Aku tidak mau kalah, aku meloncat dari batu ke batu sama cepatnya dengan rusa. Bedanya adalah di batu terakhir aku tergelincir. Batu kecil itu ternyata licin.

BYURRR!

Rusa itu pasti tengah tertawa melihatku jatuh. Saat aku hendak naik ke permukaan, tiba-tiba aliran sungai mendadak membesar dan aku terbawa arus.

Aku tidak mungkin menceritakan bagian itu pada Elf bernama Zarif. Dia akan menganggap aku laki-laki ceroboh. Walaupun memang benar begitu. Elf terus berlari dengan cepat di jalan setapak dan aku mengikutinya di belakang dengan napas tersengal-sengal.
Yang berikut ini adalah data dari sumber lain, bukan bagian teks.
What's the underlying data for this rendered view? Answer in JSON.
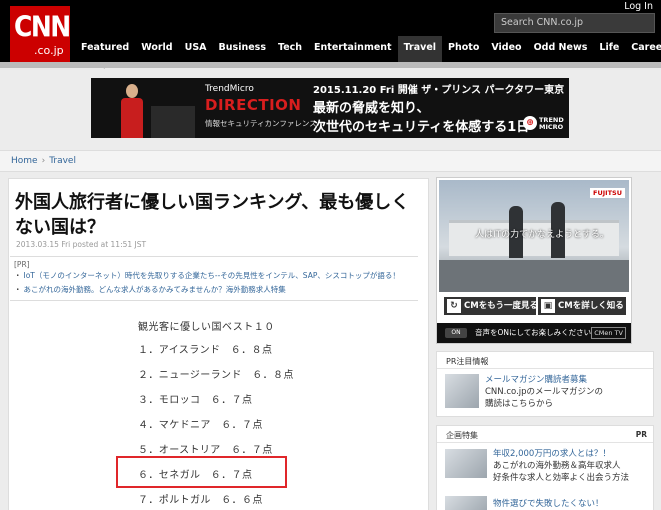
{
  "header": {
    "logo_main": "CNN",
    "logo_sub": ".co.jp",
    "login": "Log In",
    "search_placeholder": "Search CNN.co.jp",
    "nav": [
      {
        "label": "Featured",
        "active": false
      },
      {
        "label": "World",
        "active": false
      },
      {
        "label": "USA",
        "active": false
      },
      {
        "label": "Business",
        "active": false
      },
      {
        "label": "Tech",
        "active": false
      },
      {
        "label": "Entertainment",
        "active": false
      },
      {
        "label": "Travel",
        "active": true
      },
      {
        "label": "Photo",
        "active": false
      },
      {
        "label": "Video",
        "active": false
      },
      {
        "label": "Odd News",
        "active": false
      },
      {
        "label": "Life",
        "active": false
      },
      {
        "label": "Career",
        "active": false
      }
    ]
  },
  "banner": {
    "brand": "TrendMicro",
    "direction": "DIRECTION",
    "sub": "情報セキュリティカンファレンス",
    "line1": "2015.11.20 Fri 開催 ザ・プリンス パークタワー東京",
    "line2": "最新の脅威を知り、",
    "line3": "次世代のセキュリティを体感する1日",
    "logo_text": "TREND MICRO"
  },
  "breadcrumb": {
    "home": "Home",
    "current": "Travel"
  },
  "article": {
    "title": "外国人旅行者に優しい国ランキング、最も優しくない国は？",
    "date": "2013.03.15 Fri posted at 11:51 JST",
    "pr_tag": "[PR]",
    "pr_links": [
      "IoT（モノのインターネット）時代を先取りする企業たち--その先見性をインテル、SAP、シスコトップが語る！",
      "あこがれの海外勤務。どんな求人があるかみてみませんか？海外勤務求人特集"
    ],
    "list_heading": "観光客に優しい国ベスト１０",
    "ranking": [
      "１．アイスランド　６．８点",
      "２．ニュージーランド　６．８点",
      "３．モロッコ　６．７点",
      "４．マケドニア　６．７点",
      "５．オーストリア　６．７点",
      "６．セネガル　６．７点",
      "７．ポルトガル　６．６点"
    ]
  },
  "sidebar": {
    "video": {
      "brand": "FUJITSU",
      "caption": "人はITの力でかなえようとする。",
      "btn_replay": "CMをもう一度見る",
      "btn_details": "CMを詳しく知る",
      "sound_on": "ON",
      "sound_msg": "音声をONにしてお楽しみください",
      "cmen": "CMen TV"
    },
    "pr_box": {
      "heading": "PR注目情報",
      "title": "メールマガジン購読者募集",
      "line2": "CNN.co.jpのメールマガジンの",
      "line3": "購読はこちらから"
    },
    "feature_box": {
      "heading": "企画特集",
      "pr": "PR",
      "line1": "年収2,000万円の求人とは？！",
      "line2": "あこがれの海外勤務＆高年収求人",
      "line3": "好条件な求人と効率よく出会う方法",
      "line4": "物件選びで失敗したくない！"
    }
  }
}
Setelah terbawa arus sungai aku tidak tahu berapa lama tidak sadarkan diri. Saat mataku terbuka semuanya sudah gelap. Setengah tubuhku dari pinggang ke bawah masih berada dalam air dan dari pinggang ke atas tersangkut diantara dua batu besar. Aku tidak ada bedanya dengan sampah yang terbawa hanyut.
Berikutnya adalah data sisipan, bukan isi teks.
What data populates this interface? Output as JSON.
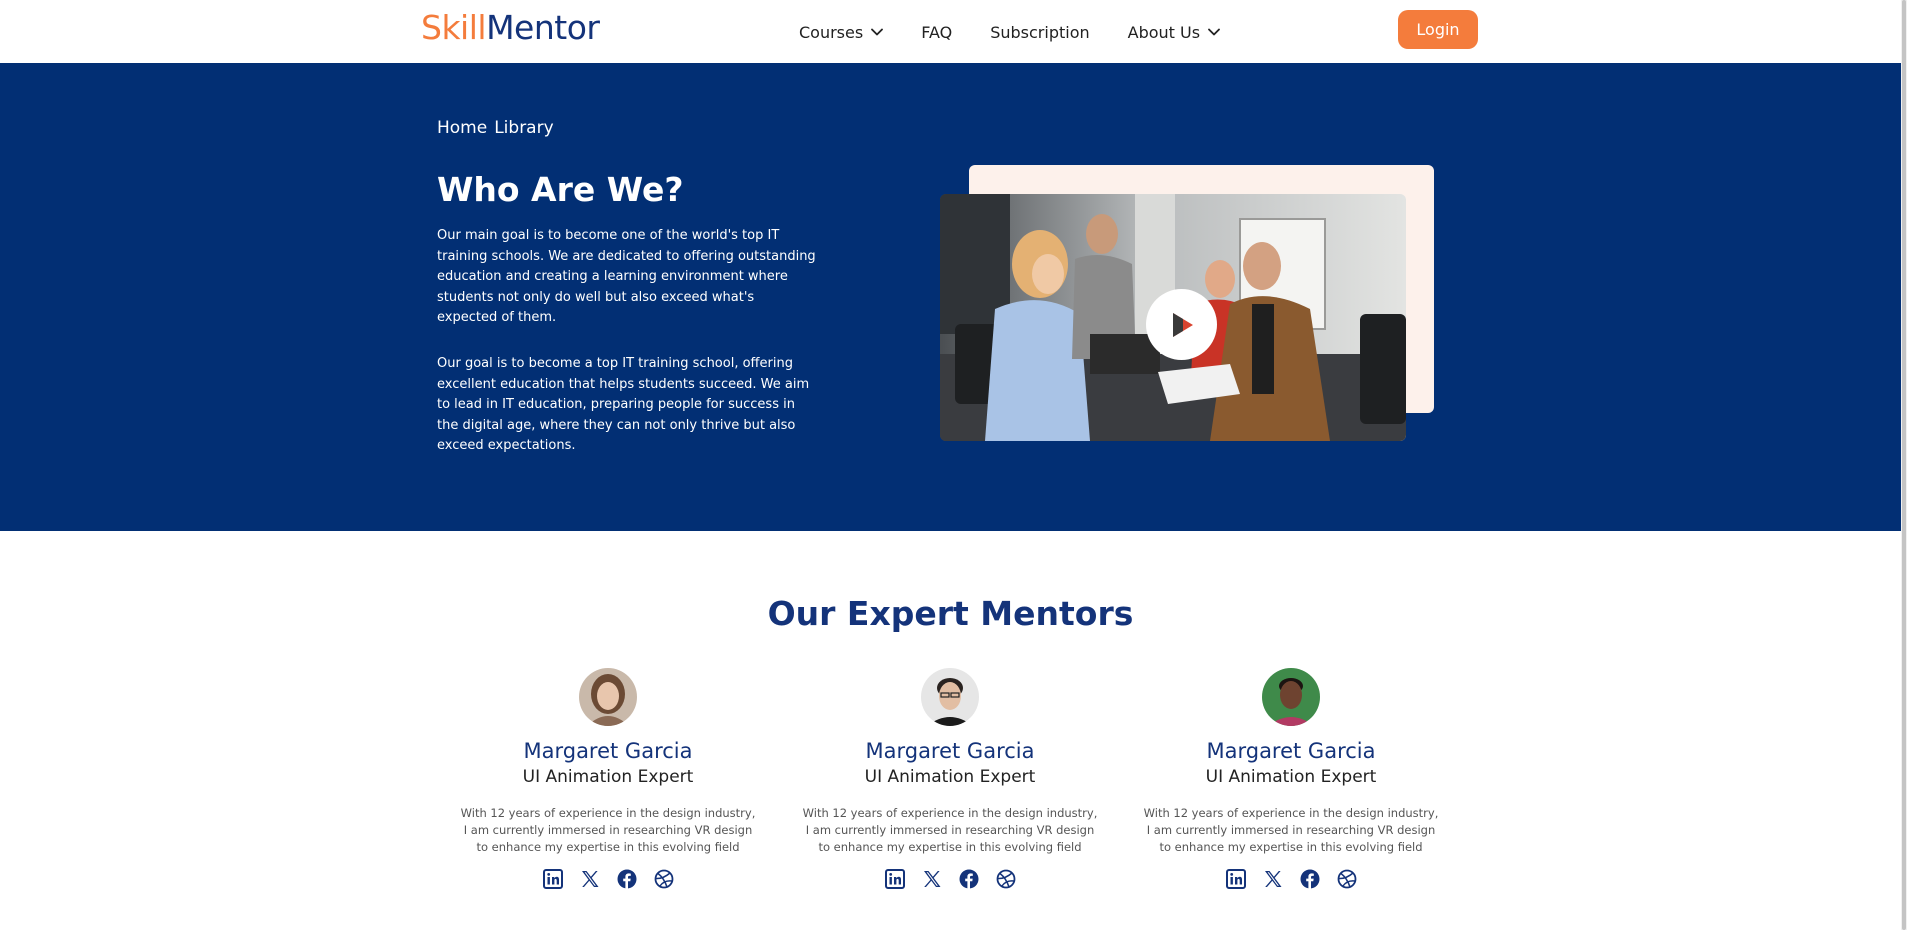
{
  "header": {
    "logo_part1": "Skill",
    "logo_part2": "Mentor",
    "nav": {
      "courses": "Courses",
      "faq": "FAQ",
      "subscription": "Subscription",
      "about": "About Us"
    },
    "login_label": "Login"
  },
  "hero": {
    "breadcrumb": [
      "Home",
      "Library"
    ],
    "title": "Who Are We?",
    "paragraph1": " Our main goal is to become one of the world's top IT training schools. We are dedicated to offering outstanding education and creating a learning environment where students not only do well but also exceed what's expected of them.",
    "paragraph2": "Our goal is to become a top IT training school, offering excellent education that helps students succeed. We aim to lead in IT education, preparing people for success in the digital age, where they can not only thrive but also exceed expectations."
  },
  "mentors_section": {
    "title": "Our Expert Mentors",
    "mentors": [
      {
        "name": "Margaret Garcia",
        "role": "UI Animation Expert",
        "bio": "With 12 years of experience in the design industry, I am currently immersed in researching VR design to enhance my expertise in this evolving field",
        "socials": [
          "linkedin-icon",
          "x-icon",
          "facebook-icon",
          "dribbble-icon"
        ]
      },
      {
        "name": "Margaret Garcia",
        "role": "UI Animation Expert",
        "bio": "With 12 years of experience in the design industry, I am currently immersed in researching VR design to enhance my expertise in this evolving field",
        "socials": [
          "linkedin-icon",
          "x-icon",
          "facebook-icon",
          "dribbble-icon"
        ]
      },
      {
        "name": "Margaret Garcia",
        "role": "UI Animation Expert",
        "bio": "With 12 years of experience in the design industry, I am currently immersed in researching VR design to enhance my expertise in this evolving field",
        "socials": [
          "linkedin-icon",
          "x-icon",
          "facebook-icon",
          "dribbble-icon"
        ]
      }
    ]
  },
  "colors": {
    "brand_orange": "#f47c3c",
    "brand_navy": "#14337a",
    "hero_bg": "#022f74",
    "accent_card": "#fdf1eb"
  }
}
Aku bersandar pada sebuah pohon besar di tepi sungai. Hujan sudah reda dan meninggalkan genangan air di atas tanah. Ranting-ranting pohon masih basah dan hal itu membuatku kesusahan untuk membuat api. Selain kedinginan badanku sepenuhnya sakit.

"Di mana aku?" aku bertanya pada diri sendiri.

Aku memeriksa ke sekeliling. Pohon-pohon berbatang besar dan sangat tinggi. Daun-daun pohon begitu rindang hingga menghalangi cahaya matahari masuk ke bawah. Di bawah sini begitu gelap, tanpa ada tanda-tanda kehidupan.

Tempat ini seperti yang orang-orang katakan. Hutan paling berbahaya dan jangan pernah datang ke sini, apalagi sendirian dan apalagi kalau belum berpengalaman. Semua itu bukan aku banget.

Hutan ini bernama Yasakli. Hutan terlarang. Kenyataan itu membuat aku lebih dingin dari sebelumnya. Tubuhku menggigil bukan hanya karena kedinginan.

"Aku harus segera pergi," kataku sambil memaksakan diri untuk berdiri. Aku berjalan-jalan menyusuri hutan guna mencari jalan pulang sebelum malam tiba.

Zarif sang Elf itu berhenti begitu saja, membuat kami bertabrakan yang langsung membuatku tersadar. "Hati-hati," katanya. Zarif menunjuk ke bawah.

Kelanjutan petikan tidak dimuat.